As some topological spaces can be metrizable, the same can be said of categories. Certain categories can be concretizable, if they are isomorphic to a concrete category. I must be making progress as I understood almost everything in that post from David Speyer.
I spent most of the day reading up on differentiable manifolds, Riemann surfaces, germs, and sheaves. Some of the concepts are extremely interesting since they tie into category theory. This led me to differential geometry. I supposed that differential geometry had more to do with Euclidean geometry, an undergrad class that I didn’t enjoy all that much³, but it’s got a lot more to do with the geometry and structure of differentiable manifolds, which interest me¹.
Since the late nineteenth century, differential geometry has grown into a field concerned more generally with geometric structures on differentiable manifolds.
The study of calculus on differentiable manifolds is known as differential geometry.
One of the marks of being a good prof is when they see that students didn’t understand something and go over it again. My algebra prof has made a habit of this, especially when he goes over stuff in class too quickly. This happened last week and left me quite furious. Someone must have mentioned something to the prof², and he went over what we saw in the last hour again. This took an hour out of the three-hour class. I appreciated. I realized that there were some undergrads in our class, who weren’t familiar with some of the more abstract concepts of category theory³. It was an issue. Class was great today. I was drinking my strong milk tea and noting stuff down. We saw direct sums and (co)universal objects. Having proofs done with commutative diagrams is so elegant and simple.

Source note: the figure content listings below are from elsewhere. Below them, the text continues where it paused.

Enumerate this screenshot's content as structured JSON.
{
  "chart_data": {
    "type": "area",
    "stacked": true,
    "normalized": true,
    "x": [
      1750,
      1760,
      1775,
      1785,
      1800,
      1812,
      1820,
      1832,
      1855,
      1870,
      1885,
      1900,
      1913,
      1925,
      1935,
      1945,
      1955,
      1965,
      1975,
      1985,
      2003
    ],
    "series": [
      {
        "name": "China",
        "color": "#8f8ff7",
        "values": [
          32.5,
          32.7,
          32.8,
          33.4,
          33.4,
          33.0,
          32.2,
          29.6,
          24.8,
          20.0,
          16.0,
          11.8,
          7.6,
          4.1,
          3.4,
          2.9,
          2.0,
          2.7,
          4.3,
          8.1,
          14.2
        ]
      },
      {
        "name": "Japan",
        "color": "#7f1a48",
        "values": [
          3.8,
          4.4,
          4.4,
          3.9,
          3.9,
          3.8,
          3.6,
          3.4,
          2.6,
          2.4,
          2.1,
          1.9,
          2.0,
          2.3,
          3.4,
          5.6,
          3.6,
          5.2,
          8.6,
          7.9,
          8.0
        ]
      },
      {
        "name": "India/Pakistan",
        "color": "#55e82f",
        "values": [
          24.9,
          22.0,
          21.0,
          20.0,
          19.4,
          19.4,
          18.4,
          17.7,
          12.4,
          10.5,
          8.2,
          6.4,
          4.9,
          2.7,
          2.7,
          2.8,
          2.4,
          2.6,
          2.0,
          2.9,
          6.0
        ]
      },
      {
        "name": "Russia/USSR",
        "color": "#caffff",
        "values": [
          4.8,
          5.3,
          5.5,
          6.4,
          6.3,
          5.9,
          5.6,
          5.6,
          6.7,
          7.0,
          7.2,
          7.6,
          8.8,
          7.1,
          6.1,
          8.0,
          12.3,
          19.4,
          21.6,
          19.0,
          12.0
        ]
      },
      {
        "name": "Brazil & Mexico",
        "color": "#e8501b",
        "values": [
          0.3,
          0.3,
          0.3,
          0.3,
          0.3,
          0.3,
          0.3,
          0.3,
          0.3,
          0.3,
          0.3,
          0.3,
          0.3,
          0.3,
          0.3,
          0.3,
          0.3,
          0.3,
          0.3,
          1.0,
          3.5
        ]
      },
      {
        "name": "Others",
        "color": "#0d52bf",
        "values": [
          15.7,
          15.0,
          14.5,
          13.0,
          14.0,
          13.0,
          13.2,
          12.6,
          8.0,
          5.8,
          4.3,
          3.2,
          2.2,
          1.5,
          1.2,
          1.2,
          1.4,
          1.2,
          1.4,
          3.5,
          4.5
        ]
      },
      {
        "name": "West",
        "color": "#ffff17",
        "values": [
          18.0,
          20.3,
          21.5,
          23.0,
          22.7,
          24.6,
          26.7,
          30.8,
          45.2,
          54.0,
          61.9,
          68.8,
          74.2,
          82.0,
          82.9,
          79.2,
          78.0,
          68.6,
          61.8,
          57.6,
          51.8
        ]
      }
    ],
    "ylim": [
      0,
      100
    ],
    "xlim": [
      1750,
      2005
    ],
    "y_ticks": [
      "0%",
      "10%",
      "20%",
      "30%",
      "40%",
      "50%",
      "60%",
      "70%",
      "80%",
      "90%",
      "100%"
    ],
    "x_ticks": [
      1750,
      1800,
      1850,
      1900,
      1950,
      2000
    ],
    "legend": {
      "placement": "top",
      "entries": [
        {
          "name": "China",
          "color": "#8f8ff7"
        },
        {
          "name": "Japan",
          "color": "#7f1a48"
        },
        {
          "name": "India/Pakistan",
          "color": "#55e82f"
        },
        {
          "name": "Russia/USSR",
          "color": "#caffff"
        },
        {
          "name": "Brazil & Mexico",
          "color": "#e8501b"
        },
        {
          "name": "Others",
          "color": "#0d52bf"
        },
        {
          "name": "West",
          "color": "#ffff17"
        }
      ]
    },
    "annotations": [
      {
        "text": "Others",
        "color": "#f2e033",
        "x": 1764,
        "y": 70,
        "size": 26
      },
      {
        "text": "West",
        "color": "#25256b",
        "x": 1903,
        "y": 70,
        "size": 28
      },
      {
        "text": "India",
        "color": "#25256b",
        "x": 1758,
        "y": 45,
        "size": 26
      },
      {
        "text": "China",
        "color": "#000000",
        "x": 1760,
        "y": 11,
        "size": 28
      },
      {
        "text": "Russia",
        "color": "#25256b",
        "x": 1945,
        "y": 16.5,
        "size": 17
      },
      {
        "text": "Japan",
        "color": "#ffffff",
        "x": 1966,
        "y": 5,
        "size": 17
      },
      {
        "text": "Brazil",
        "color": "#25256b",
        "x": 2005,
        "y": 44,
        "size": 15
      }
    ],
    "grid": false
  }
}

It seems to me quite logical on how math classes should proceed. The professor presents some theory, with theorems and their demonstration, as well as definitions and propositions, before venturing into a slew of examples. For some reason, this is completely absent from my classes in Taiwan. The examples. I don’t know what these profs are thinking, but examples are paramount for students to understand some of the theory. OK, my complex analysis prof is good. he gives examples and answers questions well¹.
Sunday was consumed by research on spectral sequences, category theory, homological algebra, sheaf theory, topos theory, chain complexes, homotopy theory, cohomology, and functors (tor, ext, hom). These are all concepts of advanced algebra, graduate and doctoral level math in my opinion. I didn’t understand everything, but I’m thirsting for more knowledge on these concepts. When I’m at the library on Wednesday, I’ll pop by to get a few books on these subjects. Maybe I’ll just get and introduction to homological algebra.
I’ve already sent an email to the Analysis III professor asking for class notes so that I can read them and practice for the next semester.
The American Revolution was also on my mind. Since I was watching the John Adams mini-series on HBO, I was curious about certain facts. The Boston Massacre, the Boston Tea Party, the Battle of Bunker Hill, and the Join or Die articles were read.
I’m a bit annoyed at the mini-series. Why?
Well none of the great historical battles or events are portrayed in this series, at least until now. The characters witness them, but the viewers don’t see them. It’s annoying. I find that it cuts the narrative.